« Nous sommes une association culturelle, pas cultuelle (religieuse, NDLR) ! », insiste M’Hamed Ait Khouya, le président d’Espaces et lumières. Son association a fait l’objet d’interrogations formulées par le groupe d’opposition Pontoise à cœur, lors de la séance de questions orales du conseil municipal de Pontoise du 26 janvier. Après la fermeture récente, par la préfecture, d’une salle de prière aménagée en sous-sol du foyer de travailleurs migrants du quartier Saint-Martin, la tension semble, en effet, avoir montée d’un cran. « Y-a t-il d’autres salles du même type sur le territoire de la commune ? (…) Nous restons particulièrement vigilants quant à la situation de l’association Espaces et lumières financée par la ville, dont les activités ne nous semblent pas exemptes de prosélytisme », ont déclaré le deux conseillers municipaux Annick Ferré et Patrick Morcello, du groupe d’opposition Pontoise à cœur, lors de la séance de questions orales. Concrètement, ils soupçonnent le collectif d’imposer son point de vue auprès de ses adhérents avec un certain zèle.
« Accusation grave ! »
Prosélytisme : « Un terme fort pour une suspicion grave, pourtant dénuée de la moindre preuve »,pour le député-maire (LR) Philippe Houillon, qui a toutefois rassuré l’auditoire en indiquant que la Ville et les services de police gardaient un œil sur les activités du collectif. « La ville de Pontoise ne finance pas l’association Espaces et lumières, elle lui a simplement attribué une subvention », a précisé l’élu. « C’est effectivement très grave de tenir ce genre de propos ! Nous ne sommes pas une secte, nous sommes des bénévoles et nous proposons du soutien scolaire, tous les soirs à partir de 17h30, des cours d’arabe, pour enfants et adultes, et nous organisons des groupes de paroles et autres actions de soutien, généralement sur le thème de la parentalité, ouverts à tous ceux qui le souhaitent, quelle que soit leur origine ethnique et leur religion », explique M’Hamed Ait Khya. Ce technicien logistique de formation, est l’un des membres fondateurs de cette association installée place Joseph-de-Guignes, dans le quartier des Louvrais.
Laïcs et mixtes
« Je ne suis ni croyante ni étrangère, et je peux garantir le fait que nos enseignements sont bien laïcs, avec des ouvrages certifiés par le label Cadre européen commun de référence pour les langues », ajoute Gisèle Baron, la secrétaire de l’association qui a rejoint l’équipe d’Espaces et lumières en octobre dernier.
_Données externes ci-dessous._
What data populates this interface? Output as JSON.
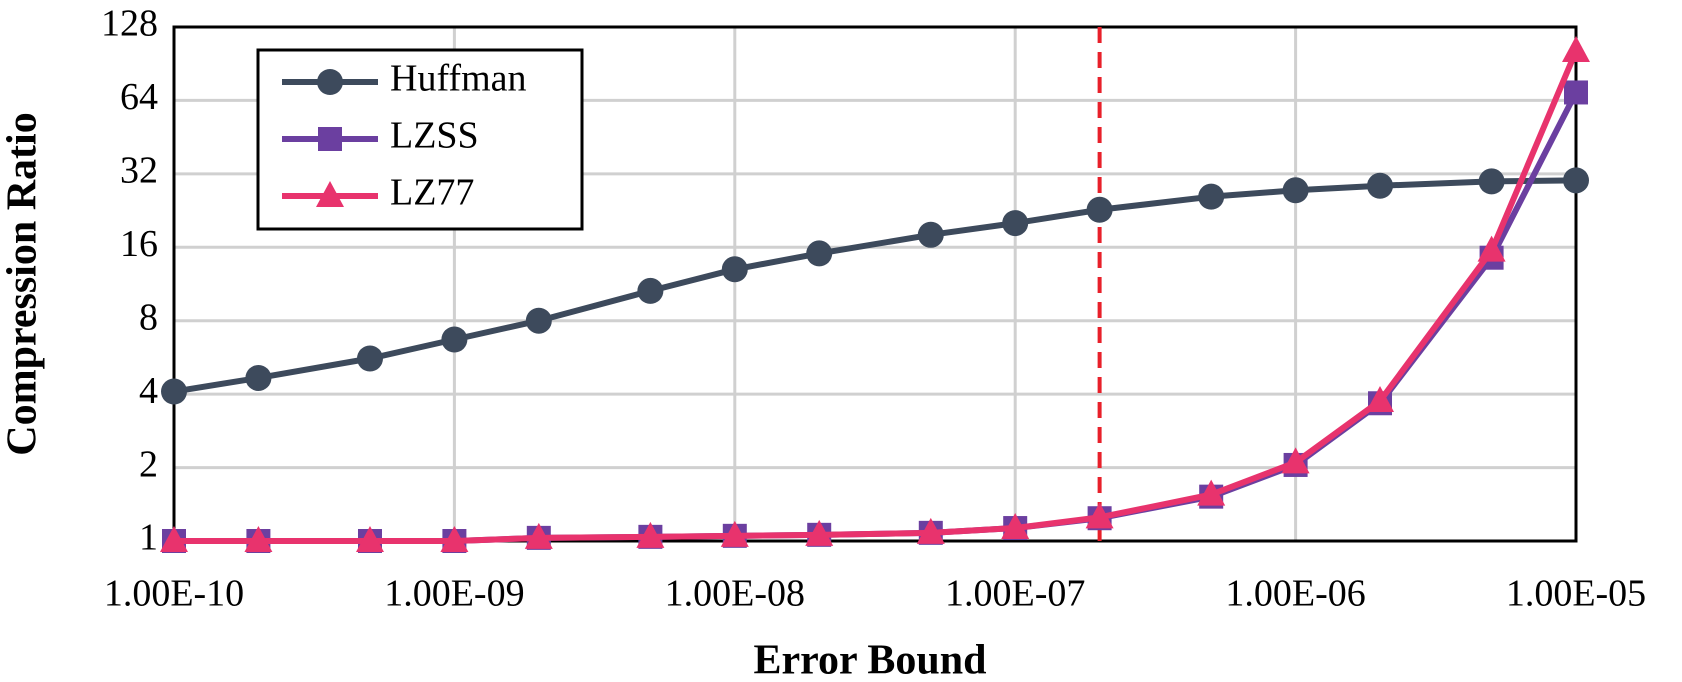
{
  "chart_data": {
    "type": "line",
    "x_label": "Error Bound",
    "y_label": "Compression Ratio",
    "x": [
      1e-10,
      2e-10,
      5e-10,
      1e-09,
      2e-09,
      5e-09,
      1e-08,
      2e-08,
      5e-08,
      1e-07,
      2e-07,
      5e-07,
      1e-06,
      2e-06,
      5e-06,
      1e-05
    ],
    "series": [
      {
        "name": "Huffman",
        "color": "#3d4a5c",
        "marker": "circle",
        "values": [
          4.1,
          4.66,
          5.6,
          6.7,
          8.0,
          10.6,
          13,
          15.1,
          18,
          20.1,
          22.8,
          25.8,
          27.4,
          28.6,
          29.8,
          30.1
        ]
      },
      {
        "name": "LZSS",
        "color": "#6b3fa0",
        "marker": "square",
        "values": [
          1.0,
          1.0,
          1.0,
          1.0,
          1.03,
          1.04,
          1.05,
          1.06,
          1.08,
          1.13,
          1.24,
          1.52,
          2.05,
          3.67,
          14.5,
          69
        ]
      },
      {
        "name": "LZ77",
        "color": "#e8336d",
        "marker": "triangle",
        "values": [
          1.0,
          1.0,
          1.0,
          1.0,
          1.03,
          1.04,
          1.05,
          1.06,
          1.08,
          1.13,
          1.25,
          1.55,
          2.1,
          3.75,
          15.5,
          102
        ]
      }
    ],
    "xscale": "log",
    "yscale": "log",
    "xlim": [
      1e-10,
      1e-05
    ],
    "xticks": [
      {
        "value": 1e-10,
        "label": "1.00E-10"
      },
      {
        "value": 1e-09,
        "label": "1.00E-09"
      },
      {
        "value": 1e-08,
        "label": "1.00E-08"
      },
      {
        "value": 1e-07,
        "label": "1.00E-07"
      },
      {
        "value": 1e-06,
        "label": "1.00E-06"
      },
      {
        "value": 1e-05,
        "label": "1.00E-05"
      }
    ],
    "ylim": [
      1,
      128
    ],
    "yticks": [
      1,
      2,
      4,
      8,
      16,
      32,
      64,
      128
    ],
    "grid": true,
    "legend": "upper-left",
    "reference_line": {
      "x": 2e-07,
      "color": "#e8202a",
      "dashed": true
    }
  }
}
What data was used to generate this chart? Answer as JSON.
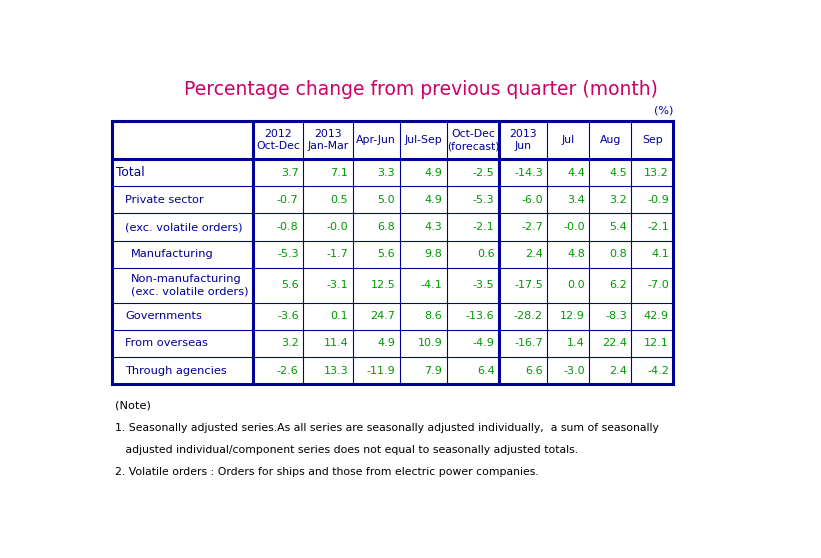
{
  "title": "Percentage change from previous quarter (month)",
  "title_color": "#CC0066",
  "unit_label": "(%)",
  "col_headers": [
    "2012\nOct-Dec",
    "2013\nJan-Mar",
    "Apr-Jun",
    "Jul-Sep",
    "Oct-Dec\n(forecast)",
    "2013\nJun",
    "Jul",
    "Aug",
    "Sep"
  ],
  "row_labels": [
    "Total",
    "Private sector",
    "(exc. volatile orders)",
    "Manufacturing",
    "Non-manufacturing\n(exc. volatile orders)",
    "Governments",
    "From overseas",
    "Through agencies"
  ],
  "row_indent": [
    0,
    1,
    1,
    2,
    2,
    1,
    1,
    1
  ],
  "data": [
    [
      "3.7",
      "7.1",
      "3.3",
      "4.9",
      "-2.5",
      "-14.3",
      "4.4",
      "4.5",
      "13.2"
    ],
    [
      "-0.7",
      "0.5",
      "5.0",
      "4.9",
      "-5.3",
      "-6.0",
      "3.4",
      "3.2",
      "-0.9"
    ],
    [
      "-0.8",
      "-0.0",
      "6.8",
      "4.3",
      "-2.1",
      "-2.7",
      "-0.0",
      "5.4",
      "-2.1"
    ],
    [
      "-5.3",
      "-1.7",
      "5.6",
      "9.8",
      "0.6",
      "2.4",
      "4.8",
      "0.8",
      "4.1"
    ],
    [
      "5.6",
      "-3.1",
      "12.5",
      "-4.1",
      "-3.5",
      "-17.5",
      "0.0",
      "6.2",
      "-7.0"
    ],
    [
      "-3.6",
      "0.1",
      "24.7",
      "8.6",
      "-13.6",
      "-28.2",
      "12.9",
      "-8.3",
      "42.9"
    ],
    [
      "3.2",
      "11.4",
      "4.9",
      "10.9",
      "-4.9",
      "-16.7",
      "1.4",
      "22.4",
      "12.1"
    ],
    [
      "-2.6",
      "13.3",
      "-11.9",
      "7.9",
      "6.4",
      "6.6",
      "-3.0",
      "2.4",
      "-4.2"
    ]
  ],
  "notes": [
    "(Note)",
    "1. Seasonally adjusted series.As all series are seasonally adjusted individually,  a sum of seasonally",
    "   adjusted individual/component series does not equal to seasonally adjusted totals.",
    "2. Volatile orders : Orders for ships and those from electric power companies."
  ],
  "border_color": "#000099",
  "header_text_color": "#000099",
  "label_color": "#000099",
  "data_color": "#009900",
  "note_color": "#000000",
  "background_color": "#FFFFFF"
}
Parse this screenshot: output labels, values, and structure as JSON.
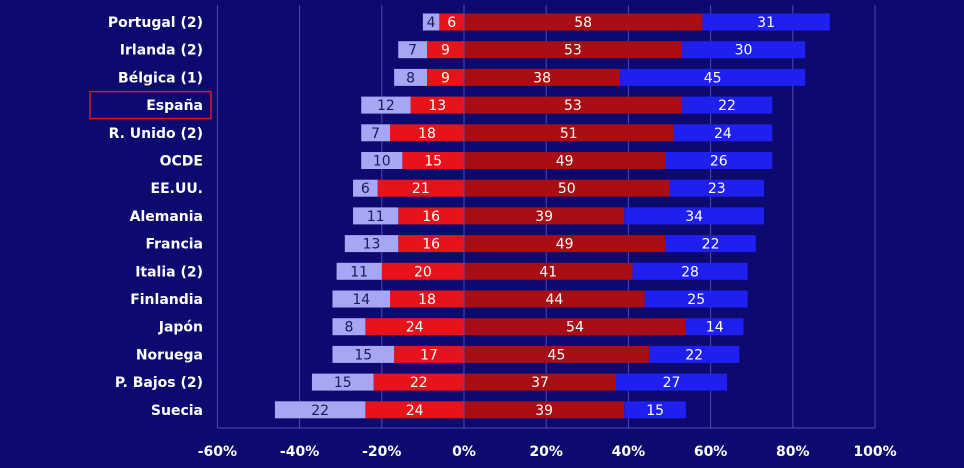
{
  "chart_data": {
    "type": "bar",
    "orientation": "horizontal-stacked-diverging",
    "title": "",
    "xlabel": "",
    "ylabel": "",
    "xlim": [
      -60,
      100
    ],
    "xticks": [
      -60,
      -40,
      -20,
      0,
      20,
      40,
      60,
      80,
      100
    ],
    "xtick_labels": [
      "-60%",
      "-40%",
      "-20%",
      "0%",
      "20%",
      "40%",
      "60%",
      "80%",
      "100%"
    ],
    "grid": true,
    "legend": "none",
    "highlight_category": "España",
    "categories": [
      "Portugal (2)",
      "Irlanda (2)",
      "Bélgica (1)",
      "España",
      "R. Unido (2)",
      "OCDE",
      "EE.UU.",
      "Alemania",
      "Francia",
      "Italia (2)",
      "Finlandia",
      "Japón",
      "Noruega",
      "P. Bajos (2)",
      "Suecia"
    ],
    "series": [
      {
        "side": "negative",
        "color": "#a6a6f5",
        "label_color": "#1b1b55",
        "values": [
          4,
          7,
          8,
          12,
          7,
          10,
          6,
          11,
          13,
          11,
          14,
          8,
          15,
          15,
          22
        ]
      },
      {
        "side": "negative",
        "color": "#e8121a",
        "label_color": "#ffffff",
        "values": [
          6,
          9,
          9,
          13,
          18,
          15,
          21,
          16,
          16,
          20,
          18,
          24,
          17,
          22,
          24
        ]
      },
      {
        "side": "positive",
        "color": "#a80e13",
        "label_color": "#ffffff",
        "values": [
          58,
          53,
          38,
          53,
          51,
          49,
          50,
          39,
          49,
          41,
          44,
          54,
          45,
          37,
          39
        ]
      },
      {
        "side": "positive",
        "color": "#1f1ff0",
        "label_color": "#ffffff",
        "values": [
          31,
          30,
          45,
          22,
          24,
          26,
          23,
          34,
          22,
          28,
          25,
          14,
          22,
          27,
          15
        ]
      }
    ]
  },
  "colors": {
    "background": "#0c0a6e",
    "grid": "#4a4ab8",
    "highlight_border": "#e01818"
  }
}
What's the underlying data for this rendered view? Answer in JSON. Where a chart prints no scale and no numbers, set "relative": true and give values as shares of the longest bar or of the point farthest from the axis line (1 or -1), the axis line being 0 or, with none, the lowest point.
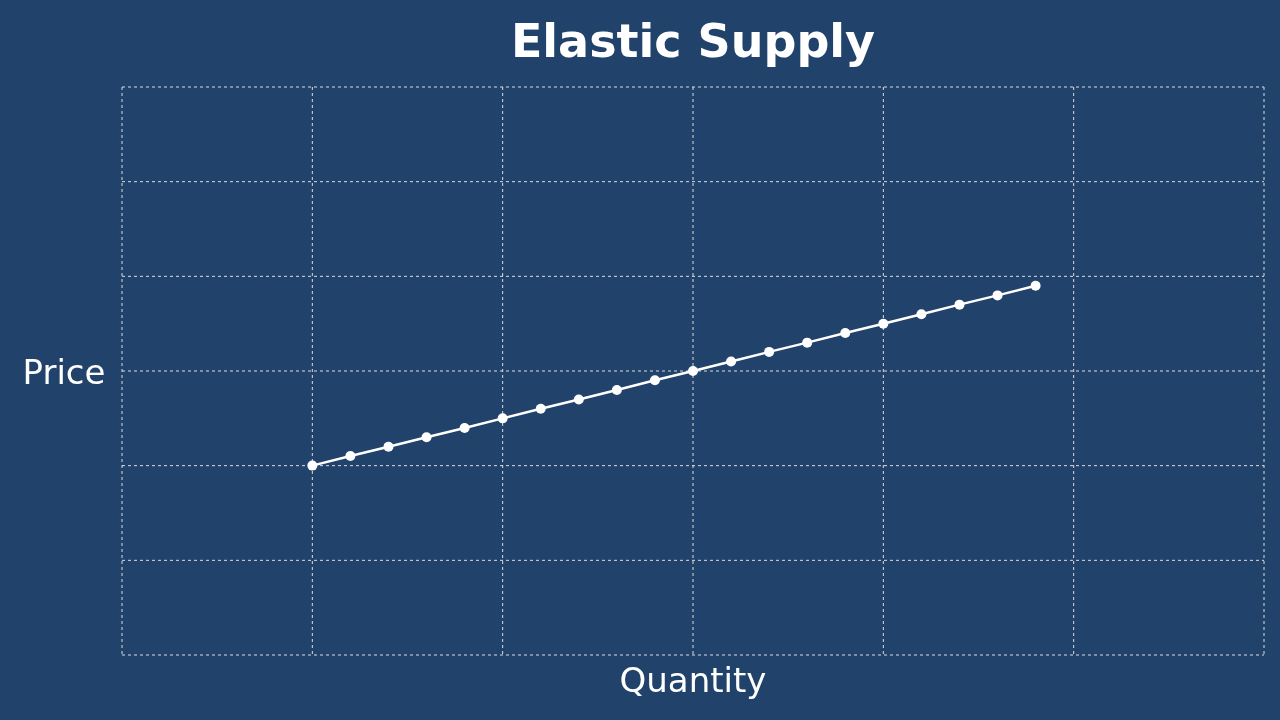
{
  "chart_data": {
    "type": "line",
    "title": "Elastic Supply",
    "xlabel": "Quantity",
    "ylabel": "Price",
    "relative": true,
    "grid": true,
    "marker": "circle",
    "line_style": "solid",
    "categories": [
      null,
      null,
      null,
      null,
      null,
      null,
      null,
      null,
      null,
      null,
      null,
      null,
      null,
      null,
      null,
      null,
      null,
      null,
      null,
      null,
      null,
      null,
      null,
      null,
      null,
      null,
      null,
      null,
      null,
      null,
      null
    ],
    "series": [
      {
        "color": "#ffffff",
        "values": [
          null,
          null,
          null,
          null,
          null,
          0.513,
          0.539,
          0.564,
          0.59,
          0.615,
          0.641,
          0.667,
          0.692,
          0.718,
          0.744,
          0.769,
          0.795,
          0.821,
          0.846,
          0.872,
          0.897,
          0.923,
          0.949,
          0.974,
          1,
          null,
          null,
          null,
          null,
          null,
          null
        ]
      }
    ]
  }
}
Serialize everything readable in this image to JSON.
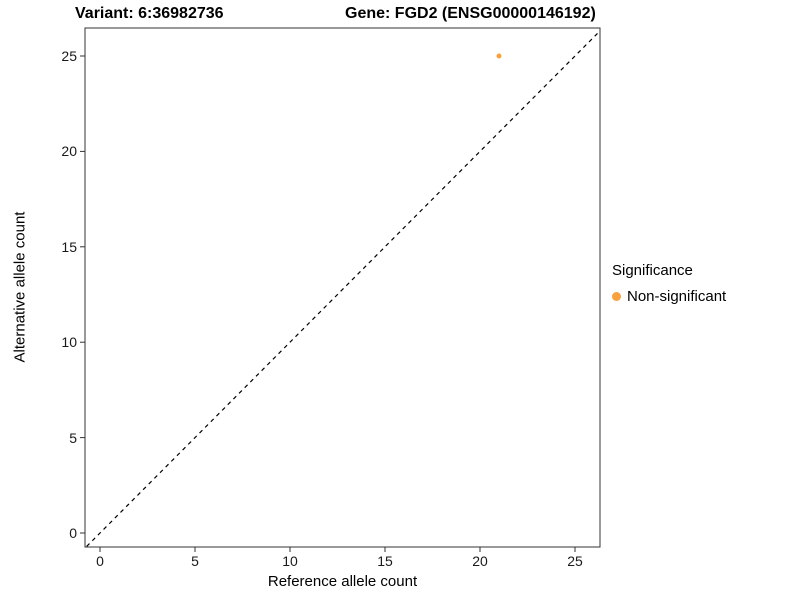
{
  "titles": {
    "variant": "Variant: 6:36982736",
    "gene": "Gene: FGD2 (ENSG00000146192)"
  },
  "chart_data": {
    "type": "scatter",
    "xlabel": "Reference allele count",
    "ylabel": "Alternative allele count",
    "xlim": [
      -0.8,
      26.3
    ],
    "ylim": [
      -0.75,
      26.5
    ],
    "xticks": [
      0,
      5,
      10,
      15,
      20,
      25
    ],
    "yticks": [
      0,
      5,
      10,
      15,
      20,
      25
    ],
    "grid": false,
    "points": [
      {
        "x": 21,
        "y": 25,
        "series": "Non-significant"
      }
    ],
    "identity_line": {
      "style": "dashed",
      "color": "#000000",
      "from": [
        -1,
        -1
      ],
      "to": [
        27,
        27
      ]
    },
    "legend": {
      "title": "Significance",
      "position": "right",
      "entries": [
        {
          "label": "Non-significant",
          "color": "#F9A03F"
        }
      ]
    }
  }
}
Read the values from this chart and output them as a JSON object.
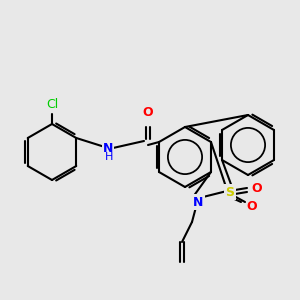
{
  "bg_color": "#e8e8e8",
  "atom_colors": {
    "C": "#000000",
    "N": "#0000ff",
    "O": "#ff0000",
    "S": "#cccc00",
    "Cl": "#00cc00",
    "H": "#0000ff"
  },
  "bond_color": "#000000",
  "figsize": [
    3.0,
    3.0
  ],
  "dpi": 100
}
Mercredi dernier, dans le local de l’association mis à disposition par l’association pour les équipements sociaux (APES), deux salles de classes aménagées au sous-sol d’un immeuble, une douzaine de jeunes élèves, filles et garçons, reprenaient en chœur les comptines chantées par leurs deux professeurs rémunérées par Espaces et lumières.
« Et autofinancés »
« La mairie nous verse une petite subvention, certes, et met à notre disposition deux salles de réunion à la maison de quartier voisine, mais nos cours d’arabes sont autofinancés. Les cotisations annuelles supplémentaires pour participer à ces derniers, compris entre 220 et 240 euros à l’année selon le niveau, couvrent largement nos frais, voire une bonne partie du reste de nos dépenses, comme le prouvent les deux contrôles initiés par la préfecture, en 2015 et 2016 », note, par ailleurs, M’Hamed Ait Khouya. « Nous préférons jouer la transparence et accueillir les personnes perplexes quant à nos activités, sachant qu’elles sont ouvertes à tous, plutôt que contre-attaquer, par la voie judiciaire, sur les accusations diffamatoires du groupe Pontoise à cœur, ce que nous n’excluons pas pour autant », conclut-il.

« Contre l’échec scolaire et pour le vivre ensemble »
« Si je suis né au Maroc, mon pays c’est la France, qui m’a naturalisé en 2009. Et si je donne autant de mon temps bénévolement, c’est pour justement faciliter l’intégration d’une population étrangère ! Nous luttons contre l’échec scolaire, nous promulguons les échanges culturels et le vivre ensemble, nous tentons de renforcer le rôle de la famille ! Nous constituons, en quelque sorte, un lien entre l’école et une population en difficulté, éloignée, pour des raisons diverses, des services publics », proteste M’Hamed Ait Khouya. « Les cours relèvent d’une demande des familles qui retournent dans leur pays d’origine l’été et qui en ont assez d’essuyer des remarques désobligeantes car leurs enfants ne parlent pas arabe. J’ai déjà enseigné à la mosquée de Pontoise, avant qu’elle ne crée son institut, mais j’ai préféré stopper ma collaboration après un désaccord, justement au sujet de la mixité dans les salles de cours ! », sourit-t-il.